The relationship between these two people, we can infer, is inherently destructive and violent but simultaneously rewarding. This describes certain romantic relationships, but it also speaks to some degree of college in general, especially if you're studying art. A student can come out with uniquely enriching experiences but also a mound of debt. Teacher-student romantic relationships, inside this context, can feel inspiring, even if in retrospect the student feels she was deluding herself. One can elect to ignore a power imbalance, or be aroused by it, but to attempt to do both at the same time causes a cognitive dissonance that does oneself a disservice.

This is maybe what is alluded to when the text says that there is no stairwell to the second floor, but everyone who makes it up there regardless becomes the same person, and shares the same injuries. It's been established that the professor's office is on this second floor. While Liana is the main character, it seems safe to suppose that if a professor has an affair with one student, they will do the same with others, and for all the things that distinguish one in the sequence from another, each will be a part of a pattern that reduces them to a single entity in the eyes of professor, a byproduct of his power.

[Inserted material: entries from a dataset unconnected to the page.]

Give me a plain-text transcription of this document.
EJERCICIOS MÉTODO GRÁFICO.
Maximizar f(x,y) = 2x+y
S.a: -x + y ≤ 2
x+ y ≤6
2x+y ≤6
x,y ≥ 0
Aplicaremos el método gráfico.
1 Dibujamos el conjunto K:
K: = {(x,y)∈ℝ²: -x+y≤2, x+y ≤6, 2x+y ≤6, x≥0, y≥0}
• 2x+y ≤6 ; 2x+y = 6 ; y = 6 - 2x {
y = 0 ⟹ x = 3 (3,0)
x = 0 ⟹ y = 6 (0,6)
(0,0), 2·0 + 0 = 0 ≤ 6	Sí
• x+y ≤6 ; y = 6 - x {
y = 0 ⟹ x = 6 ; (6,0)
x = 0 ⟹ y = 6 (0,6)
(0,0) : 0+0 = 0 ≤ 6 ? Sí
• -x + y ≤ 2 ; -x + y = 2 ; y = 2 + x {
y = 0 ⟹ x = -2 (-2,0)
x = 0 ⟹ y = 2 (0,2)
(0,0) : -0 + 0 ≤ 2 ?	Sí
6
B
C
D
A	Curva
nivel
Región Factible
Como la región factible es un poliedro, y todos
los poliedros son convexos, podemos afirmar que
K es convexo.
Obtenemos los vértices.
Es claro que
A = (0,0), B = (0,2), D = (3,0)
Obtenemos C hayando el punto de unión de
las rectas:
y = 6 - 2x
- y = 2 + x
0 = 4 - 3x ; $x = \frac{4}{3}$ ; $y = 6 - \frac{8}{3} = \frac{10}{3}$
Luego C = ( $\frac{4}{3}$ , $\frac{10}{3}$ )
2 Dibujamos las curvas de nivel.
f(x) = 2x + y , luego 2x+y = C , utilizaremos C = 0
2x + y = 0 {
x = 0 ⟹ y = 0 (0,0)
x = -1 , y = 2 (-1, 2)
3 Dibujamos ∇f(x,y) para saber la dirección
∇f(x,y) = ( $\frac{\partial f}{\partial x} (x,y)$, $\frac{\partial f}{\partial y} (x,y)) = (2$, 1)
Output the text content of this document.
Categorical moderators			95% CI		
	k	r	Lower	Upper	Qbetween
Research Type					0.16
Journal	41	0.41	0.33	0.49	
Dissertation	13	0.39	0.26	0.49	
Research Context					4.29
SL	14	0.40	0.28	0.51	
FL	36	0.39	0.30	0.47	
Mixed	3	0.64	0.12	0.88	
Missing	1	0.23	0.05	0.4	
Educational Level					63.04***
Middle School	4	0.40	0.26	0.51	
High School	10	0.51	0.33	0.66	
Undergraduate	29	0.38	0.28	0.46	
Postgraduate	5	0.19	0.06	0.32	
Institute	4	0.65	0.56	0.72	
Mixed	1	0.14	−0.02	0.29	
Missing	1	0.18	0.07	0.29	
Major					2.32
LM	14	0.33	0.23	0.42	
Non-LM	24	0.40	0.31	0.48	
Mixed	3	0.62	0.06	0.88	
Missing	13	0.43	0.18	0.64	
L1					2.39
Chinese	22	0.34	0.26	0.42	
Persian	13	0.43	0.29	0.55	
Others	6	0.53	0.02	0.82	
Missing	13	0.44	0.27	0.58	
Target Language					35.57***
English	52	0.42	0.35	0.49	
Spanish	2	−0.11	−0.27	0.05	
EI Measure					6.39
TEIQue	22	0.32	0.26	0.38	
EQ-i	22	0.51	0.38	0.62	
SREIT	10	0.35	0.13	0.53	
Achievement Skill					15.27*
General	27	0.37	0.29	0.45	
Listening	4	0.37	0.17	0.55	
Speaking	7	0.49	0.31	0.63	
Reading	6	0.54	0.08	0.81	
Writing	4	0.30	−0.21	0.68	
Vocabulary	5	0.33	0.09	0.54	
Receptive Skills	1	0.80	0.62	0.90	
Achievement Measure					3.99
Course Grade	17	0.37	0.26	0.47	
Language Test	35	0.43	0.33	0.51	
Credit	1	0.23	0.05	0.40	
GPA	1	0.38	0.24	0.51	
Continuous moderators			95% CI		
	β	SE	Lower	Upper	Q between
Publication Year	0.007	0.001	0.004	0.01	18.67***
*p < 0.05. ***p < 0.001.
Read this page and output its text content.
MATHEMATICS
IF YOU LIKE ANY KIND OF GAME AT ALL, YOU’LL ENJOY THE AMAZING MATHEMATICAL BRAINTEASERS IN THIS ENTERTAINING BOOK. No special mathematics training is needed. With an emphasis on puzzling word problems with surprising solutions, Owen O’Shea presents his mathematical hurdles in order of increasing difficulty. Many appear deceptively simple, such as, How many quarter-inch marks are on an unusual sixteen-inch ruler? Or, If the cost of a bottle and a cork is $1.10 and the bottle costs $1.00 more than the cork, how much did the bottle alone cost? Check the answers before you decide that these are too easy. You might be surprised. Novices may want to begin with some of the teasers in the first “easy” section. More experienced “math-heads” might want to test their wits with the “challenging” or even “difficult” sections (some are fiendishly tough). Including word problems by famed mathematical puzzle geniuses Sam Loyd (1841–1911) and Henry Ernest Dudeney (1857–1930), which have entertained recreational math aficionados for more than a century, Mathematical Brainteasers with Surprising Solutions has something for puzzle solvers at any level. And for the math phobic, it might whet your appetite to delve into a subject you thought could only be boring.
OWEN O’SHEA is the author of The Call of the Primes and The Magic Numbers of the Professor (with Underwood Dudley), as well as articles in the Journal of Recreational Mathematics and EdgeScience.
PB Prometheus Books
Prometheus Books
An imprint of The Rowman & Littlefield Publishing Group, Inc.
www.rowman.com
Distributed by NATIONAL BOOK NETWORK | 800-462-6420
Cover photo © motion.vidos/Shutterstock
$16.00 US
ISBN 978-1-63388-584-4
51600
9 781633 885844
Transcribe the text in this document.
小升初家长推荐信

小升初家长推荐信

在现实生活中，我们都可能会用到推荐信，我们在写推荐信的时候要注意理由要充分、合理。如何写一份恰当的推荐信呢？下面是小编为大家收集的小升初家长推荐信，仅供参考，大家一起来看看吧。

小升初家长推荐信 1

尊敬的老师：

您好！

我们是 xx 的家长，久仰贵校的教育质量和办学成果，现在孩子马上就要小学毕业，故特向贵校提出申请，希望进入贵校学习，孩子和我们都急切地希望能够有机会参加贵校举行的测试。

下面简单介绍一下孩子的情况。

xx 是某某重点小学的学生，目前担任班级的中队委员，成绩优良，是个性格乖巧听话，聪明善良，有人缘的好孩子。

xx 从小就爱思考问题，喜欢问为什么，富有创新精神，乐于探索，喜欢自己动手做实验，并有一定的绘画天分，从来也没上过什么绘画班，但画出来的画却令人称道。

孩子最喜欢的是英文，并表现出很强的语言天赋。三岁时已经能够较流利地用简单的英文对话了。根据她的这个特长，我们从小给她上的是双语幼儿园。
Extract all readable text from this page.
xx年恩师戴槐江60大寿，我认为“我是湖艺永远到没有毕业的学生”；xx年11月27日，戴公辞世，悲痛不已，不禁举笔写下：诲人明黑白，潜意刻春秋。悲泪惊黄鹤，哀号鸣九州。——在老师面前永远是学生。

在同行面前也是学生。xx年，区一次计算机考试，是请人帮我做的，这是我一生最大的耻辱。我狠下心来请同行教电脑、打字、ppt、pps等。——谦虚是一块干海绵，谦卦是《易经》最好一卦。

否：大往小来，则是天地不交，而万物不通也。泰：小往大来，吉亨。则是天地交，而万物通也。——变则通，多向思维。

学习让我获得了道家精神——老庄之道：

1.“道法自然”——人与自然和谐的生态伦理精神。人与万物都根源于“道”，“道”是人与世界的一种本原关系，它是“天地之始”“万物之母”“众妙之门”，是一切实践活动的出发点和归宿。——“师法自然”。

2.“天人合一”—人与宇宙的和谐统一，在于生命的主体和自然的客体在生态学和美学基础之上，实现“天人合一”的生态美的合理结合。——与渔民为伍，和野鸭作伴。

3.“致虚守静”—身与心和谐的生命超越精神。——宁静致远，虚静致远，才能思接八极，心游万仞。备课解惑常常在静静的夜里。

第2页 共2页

It is strongly implied that Liana has been preceded by a woman named Renata, who the professor confuses or conflates her with. This woman was not necessarily a student of the professor's, but may have been a student at the same time he was one. One of the longer passages written from Pothel's perspective concludes with him expressing a desire for Liana to act in some ways like Renata did.

The book is so rich in strange images that attempting to square them all with specific symbolic meaning seems fraught and silly, and perhaps would lead to misguided conclusions: The talk of a growing pencil, for instance, which comes up a few times, could refer to an erection as an instrument of will and agency, but suggests an argument that true agency for a woman comes not through her sexuality but through acts of writing or drawing. How can a young woman argue with the swelling cock of an older man positioned in power, if not through telling her story?

It is useful to note that the book, for all its weirdness, is seemingly rooted in autobiography. The page of acknowledgments ends by thanking someone "for teaching me so much and inspiring me, I like telling you stories." While I do not assume Katz necessarily had a romantic relationship with this person, I do think a good rule of thumb for abstract art is: "It's about something sort of fucked up that the artist feels embarrassed about."

Following the parallel in which the formal elements of the comic correspond to the characters, I think of the book's visual aspect as belonging to Liana, assuming the attraction an older man feels to a younger woman is rooted primarily in similarly visual aspects, whereas the narrating text corresponds with the voice of the lecturing professor. Similarly, Katz's website is a portfolio for her illustration work, where even the coverage given to her comics, including this book, does not include the captions she has written. The illustration is the marketable aspect of her work. The strangeness of the writing is the sort of uncommercial prestigious thing tenured professors are more free to pursue.

The book's conclusion contains a final letter sent from a student to teacher, obliquely ending the relationship with an acknowledgment of the way it's worked. Afterwards comes a series of images unaccompanied by any text, suggesting independence. The images themselves contain their own meaning, but while before the character had someone else to tell her what her meaning was, and in turn describe the imagery, the book ends on a note where it fully reclaims the mystery embedded within it all along.